J’aimais. Beaucoup. Elle ne ressemblait en rien à la fille brillante et un peu brouillonne qui pendant des années avait été presque une sœur pour moi. Elle avait changé, pas seulement à cause de la robe courte, décolletée et moulée qui la déshabillait, ou de la coupe de cheveux, ou des courbes que je lui découvrais maintenant, après tant d’années. C’était autre chose dans le regard, une friponnerie nouvelle et pourtant vieille comme le vent. Et encore autre chose que je ne parvenais pas à préciser.

— Ce qui me rend perplexe, c’est ton nouveau look. Je te préviens que je suis moulu et que je ne pourrai retenir la meute de mâles qui va te sauter dessus…

Elle rit, et son rire aussi avait changé. Les cœurs des mâles de la brasserie – y compris le mien – se mirent à battre à coups redoublés.

— Il y a une solution : tu n’as qu’à les coiffer au poteau…

— Qu’en serait-il alors de mon prestige international de chevalier errant et désintéressé ?

Je voulus prendre le biais de la plaisanterie que nous avions si souvent emprunté ensemble, pour éviter des routes plus compromettantes.

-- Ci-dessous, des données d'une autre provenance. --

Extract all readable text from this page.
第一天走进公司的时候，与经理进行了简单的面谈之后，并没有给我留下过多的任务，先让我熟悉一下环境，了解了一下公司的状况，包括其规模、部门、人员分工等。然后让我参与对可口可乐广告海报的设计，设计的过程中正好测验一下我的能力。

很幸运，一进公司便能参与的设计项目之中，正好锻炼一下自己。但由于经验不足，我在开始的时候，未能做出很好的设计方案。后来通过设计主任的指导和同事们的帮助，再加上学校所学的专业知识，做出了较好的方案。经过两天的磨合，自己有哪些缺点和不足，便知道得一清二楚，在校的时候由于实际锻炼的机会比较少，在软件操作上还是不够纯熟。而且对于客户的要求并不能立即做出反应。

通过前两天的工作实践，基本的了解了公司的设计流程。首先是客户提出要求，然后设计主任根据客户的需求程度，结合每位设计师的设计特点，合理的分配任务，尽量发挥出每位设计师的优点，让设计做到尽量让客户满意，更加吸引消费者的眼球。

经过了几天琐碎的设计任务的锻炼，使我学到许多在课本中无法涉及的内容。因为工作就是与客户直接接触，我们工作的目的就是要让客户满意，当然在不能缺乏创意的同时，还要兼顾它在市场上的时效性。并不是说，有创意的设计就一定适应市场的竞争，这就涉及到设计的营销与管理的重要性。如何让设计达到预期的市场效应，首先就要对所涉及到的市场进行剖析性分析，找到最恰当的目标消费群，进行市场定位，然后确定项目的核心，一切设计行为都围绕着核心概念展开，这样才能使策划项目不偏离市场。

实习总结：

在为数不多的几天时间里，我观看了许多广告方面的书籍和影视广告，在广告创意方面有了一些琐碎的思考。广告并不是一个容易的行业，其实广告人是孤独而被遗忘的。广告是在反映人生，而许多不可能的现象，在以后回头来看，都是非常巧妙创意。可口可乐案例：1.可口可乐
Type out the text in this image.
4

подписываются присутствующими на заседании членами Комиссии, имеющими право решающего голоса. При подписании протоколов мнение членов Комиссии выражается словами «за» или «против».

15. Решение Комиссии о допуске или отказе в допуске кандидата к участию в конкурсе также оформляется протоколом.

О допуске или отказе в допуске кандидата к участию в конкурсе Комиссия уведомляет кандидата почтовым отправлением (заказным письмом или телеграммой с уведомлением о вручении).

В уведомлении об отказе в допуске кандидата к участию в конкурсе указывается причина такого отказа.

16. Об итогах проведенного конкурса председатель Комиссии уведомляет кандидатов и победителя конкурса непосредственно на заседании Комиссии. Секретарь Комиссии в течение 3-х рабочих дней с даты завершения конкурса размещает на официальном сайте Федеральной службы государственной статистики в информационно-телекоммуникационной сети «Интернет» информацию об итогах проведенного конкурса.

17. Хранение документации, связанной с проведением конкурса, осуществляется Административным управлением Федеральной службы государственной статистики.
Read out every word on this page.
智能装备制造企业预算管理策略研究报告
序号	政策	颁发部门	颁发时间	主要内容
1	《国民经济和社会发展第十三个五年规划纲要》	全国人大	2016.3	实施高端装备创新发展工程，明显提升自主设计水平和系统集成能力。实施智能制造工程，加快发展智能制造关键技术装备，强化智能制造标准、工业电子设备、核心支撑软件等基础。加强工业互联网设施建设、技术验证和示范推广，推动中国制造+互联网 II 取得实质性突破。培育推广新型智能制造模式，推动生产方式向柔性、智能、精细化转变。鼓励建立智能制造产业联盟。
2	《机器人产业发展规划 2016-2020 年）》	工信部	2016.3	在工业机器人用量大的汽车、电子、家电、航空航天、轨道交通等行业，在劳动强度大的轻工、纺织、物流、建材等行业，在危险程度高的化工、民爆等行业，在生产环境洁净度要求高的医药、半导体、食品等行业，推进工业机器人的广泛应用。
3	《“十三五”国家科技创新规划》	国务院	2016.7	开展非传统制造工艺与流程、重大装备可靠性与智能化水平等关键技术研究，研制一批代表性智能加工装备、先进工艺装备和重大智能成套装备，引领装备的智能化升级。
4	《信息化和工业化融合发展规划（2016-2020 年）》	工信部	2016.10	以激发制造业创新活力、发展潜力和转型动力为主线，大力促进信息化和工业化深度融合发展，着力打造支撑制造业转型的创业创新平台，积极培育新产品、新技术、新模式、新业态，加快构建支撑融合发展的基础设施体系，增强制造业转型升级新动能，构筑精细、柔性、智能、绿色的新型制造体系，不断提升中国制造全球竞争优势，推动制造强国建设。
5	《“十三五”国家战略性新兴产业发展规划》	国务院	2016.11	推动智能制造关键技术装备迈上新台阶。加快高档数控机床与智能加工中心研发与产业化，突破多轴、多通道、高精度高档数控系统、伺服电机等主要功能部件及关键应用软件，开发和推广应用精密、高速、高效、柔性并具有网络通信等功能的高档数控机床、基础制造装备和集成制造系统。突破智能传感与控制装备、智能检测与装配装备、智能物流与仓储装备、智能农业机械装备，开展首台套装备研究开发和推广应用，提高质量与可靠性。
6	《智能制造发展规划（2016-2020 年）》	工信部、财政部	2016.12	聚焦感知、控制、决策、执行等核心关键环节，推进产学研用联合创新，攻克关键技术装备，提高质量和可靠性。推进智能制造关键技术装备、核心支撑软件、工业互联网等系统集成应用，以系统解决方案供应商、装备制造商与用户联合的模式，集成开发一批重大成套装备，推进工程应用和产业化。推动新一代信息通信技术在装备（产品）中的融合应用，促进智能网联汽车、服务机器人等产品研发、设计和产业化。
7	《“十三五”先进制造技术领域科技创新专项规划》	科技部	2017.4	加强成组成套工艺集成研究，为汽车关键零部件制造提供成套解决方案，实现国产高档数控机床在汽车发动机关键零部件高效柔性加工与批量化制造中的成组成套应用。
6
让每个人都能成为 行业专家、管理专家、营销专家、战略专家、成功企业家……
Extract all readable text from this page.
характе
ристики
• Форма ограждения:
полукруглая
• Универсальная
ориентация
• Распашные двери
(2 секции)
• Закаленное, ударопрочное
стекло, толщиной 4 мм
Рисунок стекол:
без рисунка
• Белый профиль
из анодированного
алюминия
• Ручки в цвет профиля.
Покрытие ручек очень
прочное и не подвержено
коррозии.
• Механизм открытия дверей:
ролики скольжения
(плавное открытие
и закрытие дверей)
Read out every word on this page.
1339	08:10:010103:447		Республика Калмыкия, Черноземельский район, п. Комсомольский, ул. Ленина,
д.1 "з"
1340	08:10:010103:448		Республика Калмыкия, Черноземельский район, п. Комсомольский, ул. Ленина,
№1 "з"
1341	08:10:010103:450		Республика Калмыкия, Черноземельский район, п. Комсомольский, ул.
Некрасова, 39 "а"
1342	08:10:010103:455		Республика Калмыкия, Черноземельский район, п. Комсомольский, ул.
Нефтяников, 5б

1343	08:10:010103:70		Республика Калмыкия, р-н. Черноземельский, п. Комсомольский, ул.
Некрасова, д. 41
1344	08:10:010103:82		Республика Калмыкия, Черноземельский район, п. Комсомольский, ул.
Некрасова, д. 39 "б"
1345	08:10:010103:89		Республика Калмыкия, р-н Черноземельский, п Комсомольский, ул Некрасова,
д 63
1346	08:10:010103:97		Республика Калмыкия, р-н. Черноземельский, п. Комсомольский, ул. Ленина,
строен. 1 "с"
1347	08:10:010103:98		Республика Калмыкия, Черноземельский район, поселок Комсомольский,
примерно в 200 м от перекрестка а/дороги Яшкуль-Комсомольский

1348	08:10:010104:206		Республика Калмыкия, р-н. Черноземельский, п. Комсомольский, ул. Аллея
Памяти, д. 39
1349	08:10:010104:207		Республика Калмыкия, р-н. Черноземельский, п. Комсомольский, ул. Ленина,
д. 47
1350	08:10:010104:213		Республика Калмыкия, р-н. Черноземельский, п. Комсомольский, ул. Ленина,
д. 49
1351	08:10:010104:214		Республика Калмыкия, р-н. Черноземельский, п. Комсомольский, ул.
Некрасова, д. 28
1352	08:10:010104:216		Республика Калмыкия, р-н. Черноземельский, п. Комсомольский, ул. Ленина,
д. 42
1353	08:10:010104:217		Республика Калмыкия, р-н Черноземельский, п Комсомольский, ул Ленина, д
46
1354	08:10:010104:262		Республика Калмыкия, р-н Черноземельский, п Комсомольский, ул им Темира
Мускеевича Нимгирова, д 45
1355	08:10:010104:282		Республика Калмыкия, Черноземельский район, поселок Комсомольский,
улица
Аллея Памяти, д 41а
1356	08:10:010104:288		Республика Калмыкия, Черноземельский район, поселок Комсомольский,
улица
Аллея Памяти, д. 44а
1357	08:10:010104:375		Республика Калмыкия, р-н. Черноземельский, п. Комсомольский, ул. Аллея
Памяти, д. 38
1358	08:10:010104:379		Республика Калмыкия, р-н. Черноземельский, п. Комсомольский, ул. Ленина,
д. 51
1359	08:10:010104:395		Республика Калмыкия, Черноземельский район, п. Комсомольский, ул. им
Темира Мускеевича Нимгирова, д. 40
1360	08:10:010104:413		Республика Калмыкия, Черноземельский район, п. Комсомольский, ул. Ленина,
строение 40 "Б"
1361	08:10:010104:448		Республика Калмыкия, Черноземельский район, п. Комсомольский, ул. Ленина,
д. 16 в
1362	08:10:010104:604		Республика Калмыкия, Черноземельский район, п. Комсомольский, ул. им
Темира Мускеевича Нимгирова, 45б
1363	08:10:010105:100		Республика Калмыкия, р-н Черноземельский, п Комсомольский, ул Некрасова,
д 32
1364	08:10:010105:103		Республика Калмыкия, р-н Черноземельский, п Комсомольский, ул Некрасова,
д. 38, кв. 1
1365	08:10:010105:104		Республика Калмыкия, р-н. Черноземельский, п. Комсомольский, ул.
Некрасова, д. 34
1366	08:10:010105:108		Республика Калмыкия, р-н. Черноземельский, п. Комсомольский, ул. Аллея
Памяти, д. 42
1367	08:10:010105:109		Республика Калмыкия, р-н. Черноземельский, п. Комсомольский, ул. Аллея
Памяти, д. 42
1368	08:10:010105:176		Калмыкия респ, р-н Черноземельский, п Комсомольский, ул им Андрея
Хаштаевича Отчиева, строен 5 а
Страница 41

Mais tous les carrefours me ramenaient au même point : ses jambes fascinantes, sa silhouette sensuelle qui me surprenait, ses seins qui se tenaient sans assistance. Et ce regard. Lidia avait toujours été une jolie fille, mais cachée, comme si elle avait honte d’être belle. Je m’aperçus que jamais je ne l’avais imaginée nue, exercice que je pratiquais même avec les bonnes sœurs ; et sa façon habituelle de s’habiller ne facilitait pas les choses. Mais cela n’expliquait rien. Une jeune femme ne peut cacher ce corps sous aucun tissu, mais je fus déconcerté par la certitude que je ne l’avais jamais vue à la plage en Argentine. En dépit des changements, il n’y avait ni maquillage ni régime intensif. C’était l’attitude, comme un papillon qui dit je suis là et j’en ai marre de cacher mes couleurs.

— Tu veux que je te dise où tu peux te le mettre, ton prestige de chevalier errant, Nicolás ?

Sa voix.

C’était et ce n’était pas la voix de Lidia. Plus âpre, et en même temps plus soyeuse. Une voix qui portait la mémoire de nuits brûlées dans les incendies de draps inconnus, d’aurores sans questions ni noms. Une voix dangereuse, pour elle-même et pour celui qui l’écoutait de près.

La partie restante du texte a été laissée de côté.